Yes, the studies presented are essentially "standalone" performance evaluations of the device. The epoc Blood Analysis System is an automated system where the test card is inserted, blood is introduced, and analytical steps are performed automatically. The output is a direct measurement of analyte concentrations. The "human-in-the-loop" aspect primarily involves trained medical professionals collecting samples and operating the device, but not in interpreting raw data or making diagnostic decisions that the device's algorithm would assist. The performance data (precision, linearity, method comparison) reflects the device's inherent analytical capabilities.

7. The Type of Ground Truth Used (expert consensus, pathology, outcomes data, etc.)

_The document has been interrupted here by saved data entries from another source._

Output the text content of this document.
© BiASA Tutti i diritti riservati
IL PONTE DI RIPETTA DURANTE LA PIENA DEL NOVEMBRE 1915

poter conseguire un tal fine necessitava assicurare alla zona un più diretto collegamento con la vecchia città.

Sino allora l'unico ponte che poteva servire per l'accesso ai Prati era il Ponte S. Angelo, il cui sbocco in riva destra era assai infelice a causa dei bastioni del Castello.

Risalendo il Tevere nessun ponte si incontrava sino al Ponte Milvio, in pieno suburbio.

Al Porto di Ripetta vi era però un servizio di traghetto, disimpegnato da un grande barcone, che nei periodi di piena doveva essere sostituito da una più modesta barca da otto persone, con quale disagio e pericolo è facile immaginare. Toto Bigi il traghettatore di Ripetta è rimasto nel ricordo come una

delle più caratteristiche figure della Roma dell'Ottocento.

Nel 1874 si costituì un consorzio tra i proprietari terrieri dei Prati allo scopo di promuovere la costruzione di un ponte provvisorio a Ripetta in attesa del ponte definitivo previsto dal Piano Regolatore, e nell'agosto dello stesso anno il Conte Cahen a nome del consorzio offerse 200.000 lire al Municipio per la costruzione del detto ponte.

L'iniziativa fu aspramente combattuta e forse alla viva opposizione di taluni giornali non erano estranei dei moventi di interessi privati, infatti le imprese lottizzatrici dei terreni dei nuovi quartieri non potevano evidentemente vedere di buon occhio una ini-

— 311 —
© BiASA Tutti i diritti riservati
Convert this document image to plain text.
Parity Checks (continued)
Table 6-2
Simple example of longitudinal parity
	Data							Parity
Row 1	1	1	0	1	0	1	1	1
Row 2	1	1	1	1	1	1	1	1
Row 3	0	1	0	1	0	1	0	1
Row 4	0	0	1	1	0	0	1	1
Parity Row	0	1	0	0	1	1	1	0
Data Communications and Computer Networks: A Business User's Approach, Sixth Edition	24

The ground truth used for these studies is primarily:

• Reference Method Comparison: Measurements from legally marketed and established predicate devices (i-Stat™ for Chloride, Roche Cobas for Creatinine) and other validated laboratory methods (e.g., Roche Cobas 6000, Siemens Advia).
• Traceability to Standards: Calibration and control values are traceable to NIST (National Institute of Standards and Technology) standards (SRM 967 for Creatinine).

8. The Sample Size for the Training Set

The document does not explicitly mention a "training set" in the context of machine learning or AI algorithms as the primary component of the device's measurement principle. The device relies on electrochemical sensors (ion-selective membrane potentiometry for Chloride, enzymatic cascade with amperometric detection for Creatinine).

However, in the broader sense of device development and calibration:

• In-house aqueous precision study: N=240 for Chloride (L1, L3) and N=239/241 for Creatinine (L1, L3) are mentioned (Figure 5.3). While these are presented as evaluation data, similar-sized or larger datasets would likely be used during initial development and calibration.
• Linearity study: Involved nine blood samples prepared from two pools, evaluated against an in-house standard method.
• The development and optimization of the enzymatic reactions and sensor response curves would involve extensive testing with many samples during the device's R&D phase, which functionally serves a "training" purpose for the device's internal calibration and algorithms. This specific data is not detailed as a distinct "training set" with a quantifiable size in this 510(k) summary.

9. How the Ground Truth for the Training Set Was Established

As noted above, a distinct "training set" with specific ground truth establishment isn't explicitly detailed in the context of an AI/ML device. For a sensor-based diagnostic device like this, the "ground truth" for calibrating and optimizing the sensors (analogous to training) would be established through:

• NIST Traceability: Calibrator and control fluids are assigned values traceable to NIST standards. This is the ultimate ground truth for establishing the accuracy of the measurements.
• Reference Laboratory Methods: During development, the device would have been extensively correlated with established laboratory methods to ensure its measurements align with accepted clinical standards.
• Controlled Samples: Use of precisely prepared aqueous solutions, spiked blood samples, and pooled human serum with known concentrations, following guidelines like CLSI EP6-A and EP7-A2 for linearity, detection limits, and analytical specificity.